Brussels: Twenty large fund managers have written to Michel Barnier expressing concerns that “alternative investment” regulations expected out in September will undermine Europe’s fund industry.
The fund executives wrote to Barnier--the European commissioner responsible for financial regulation (photo)--on July 4, the day Brussels released a draft of the proposed “AIFMD” rules, an investment industry source has told Delano.
AIFMD is meant to regulate “alternative” investments meant for professional investors, such as hedge funds and real estate funds. However, the commission has mooted applying some of the same rules--notably those on liability requirements for custody banks--to retail UCITS funds, which is the backbone of Luxembourg’s fund industry.
The July 4 draft included rules on delegation, which would require fund managers and risk managers to be located in the country where their fund is domiciled. The aim is to crackdown down on “empty shell” or “letterbox” companies which mainly exist for fiscal purposes.
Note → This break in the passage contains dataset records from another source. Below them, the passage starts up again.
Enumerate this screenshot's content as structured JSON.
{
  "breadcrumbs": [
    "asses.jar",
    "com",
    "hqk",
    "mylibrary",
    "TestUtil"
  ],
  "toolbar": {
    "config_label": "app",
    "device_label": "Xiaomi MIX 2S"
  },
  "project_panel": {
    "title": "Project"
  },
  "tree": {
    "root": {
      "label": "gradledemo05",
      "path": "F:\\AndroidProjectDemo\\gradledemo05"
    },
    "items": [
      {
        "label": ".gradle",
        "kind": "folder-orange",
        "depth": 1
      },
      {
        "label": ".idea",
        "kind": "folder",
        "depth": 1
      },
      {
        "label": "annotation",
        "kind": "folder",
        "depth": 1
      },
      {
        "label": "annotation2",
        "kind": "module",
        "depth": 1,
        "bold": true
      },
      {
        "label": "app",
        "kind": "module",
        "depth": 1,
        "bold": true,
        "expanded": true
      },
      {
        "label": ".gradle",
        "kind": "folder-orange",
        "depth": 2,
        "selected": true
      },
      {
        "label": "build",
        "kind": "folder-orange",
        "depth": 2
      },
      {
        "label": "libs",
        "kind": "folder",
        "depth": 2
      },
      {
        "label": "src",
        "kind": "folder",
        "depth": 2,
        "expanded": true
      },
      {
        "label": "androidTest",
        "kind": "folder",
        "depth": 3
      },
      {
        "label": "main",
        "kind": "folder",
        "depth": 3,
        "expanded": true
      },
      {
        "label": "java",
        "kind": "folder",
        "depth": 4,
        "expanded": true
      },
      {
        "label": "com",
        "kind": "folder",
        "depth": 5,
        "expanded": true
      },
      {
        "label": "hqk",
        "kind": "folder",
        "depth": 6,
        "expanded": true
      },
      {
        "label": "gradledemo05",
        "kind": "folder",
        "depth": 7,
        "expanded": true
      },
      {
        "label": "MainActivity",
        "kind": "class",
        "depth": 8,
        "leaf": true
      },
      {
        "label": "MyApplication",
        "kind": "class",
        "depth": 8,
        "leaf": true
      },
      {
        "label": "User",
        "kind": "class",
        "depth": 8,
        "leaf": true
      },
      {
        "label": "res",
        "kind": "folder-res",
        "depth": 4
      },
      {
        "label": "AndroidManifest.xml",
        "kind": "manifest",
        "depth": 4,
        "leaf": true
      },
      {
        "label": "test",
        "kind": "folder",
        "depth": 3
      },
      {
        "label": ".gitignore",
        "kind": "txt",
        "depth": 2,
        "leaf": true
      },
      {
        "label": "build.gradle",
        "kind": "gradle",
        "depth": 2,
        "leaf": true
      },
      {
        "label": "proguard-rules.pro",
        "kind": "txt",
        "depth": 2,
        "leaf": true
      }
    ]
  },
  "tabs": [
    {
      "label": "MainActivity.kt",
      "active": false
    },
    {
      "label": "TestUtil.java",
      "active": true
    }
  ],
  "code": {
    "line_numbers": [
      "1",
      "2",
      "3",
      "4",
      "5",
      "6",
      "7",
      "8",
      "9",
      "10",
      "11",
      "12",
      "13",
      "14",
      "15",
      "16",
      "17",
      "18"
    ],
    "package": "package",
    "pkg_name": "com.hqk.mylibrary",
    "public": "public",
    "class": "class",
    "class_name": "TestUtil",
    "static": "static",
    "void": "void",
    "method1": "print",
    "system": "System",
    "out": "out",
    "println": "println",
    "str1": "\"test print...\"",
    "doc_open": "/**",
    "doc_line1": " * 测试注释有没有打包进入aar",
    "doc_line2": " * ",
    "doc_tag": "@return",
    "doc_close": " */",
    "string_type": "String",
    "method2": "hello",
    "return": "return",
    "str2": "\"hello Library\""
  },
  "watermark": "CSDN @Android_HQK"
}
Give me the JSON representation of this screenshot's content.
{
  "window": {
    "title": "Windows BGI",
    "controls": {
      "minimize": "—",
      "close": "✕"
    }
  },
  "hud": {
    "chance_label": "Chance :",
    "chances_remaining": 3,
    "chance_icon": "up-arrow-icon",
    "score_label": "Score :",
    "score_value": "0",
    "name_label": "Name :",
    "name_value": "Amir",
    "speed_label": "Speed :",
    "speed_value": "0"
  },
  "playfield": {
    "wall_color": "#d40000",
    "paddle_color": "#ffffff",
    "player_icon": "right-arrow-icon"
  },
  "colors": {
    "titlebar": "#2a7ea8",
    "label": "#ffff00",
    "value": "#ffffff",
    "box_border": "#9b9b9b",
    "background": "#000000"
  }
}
But the fund companies--members of the lobby group Forum of European Asset Managers that include AXA, Fidelity, ING, J.P. Morgan, Schroeders, State Street and UBS--argued that the rules as written would stifle the single market in funds, Delano’s source explained.
He noted that for many funds, general oversight functions are conducted at the company’s office--for example in Luxembourg--while portfolio and risk management is handled locally. A Grand Duchy-domiciled fund may have European equity or bond managers based in Frankfurt or in London. “This practice is the single market working at its best,” the letter said.
Equally a Luxembourg firm’s Asian focused funds are likely to have managers in Asia and its US focused funds have managers in the US.
Such “delegated” executives take “crucial decisions” that ensure that funds operate in line with their advertised strategy and meet their objectives, the industry leaders said. If these managers had to relocate back to their “home” market, it would increase risk and decrease returns for investors, because managers would be less able to keep tabs on local markets, the letter said.
The fund managers added that such a result is clearly “not intended by regulators” which is why they wanted to point out the rules on delegation would “weaken the objectives of the AIFMD.”
In addition, they expressed concern that “the precedence for asset management delegation could be transposed into UCITS directives at some point in the future” which would “compromise the gold standard of the UCITS brand” as asset managers would lack “access to full range of services in EU. When delegation is carried out well, investors benefit,” the letter concluded.
The commission is expected to submit its final version of the proposal to the council of European finance ministers in September, which must accept or reject the draft as written.
A spokesman for Barnier did not immediately return Delano’s message requesting comment.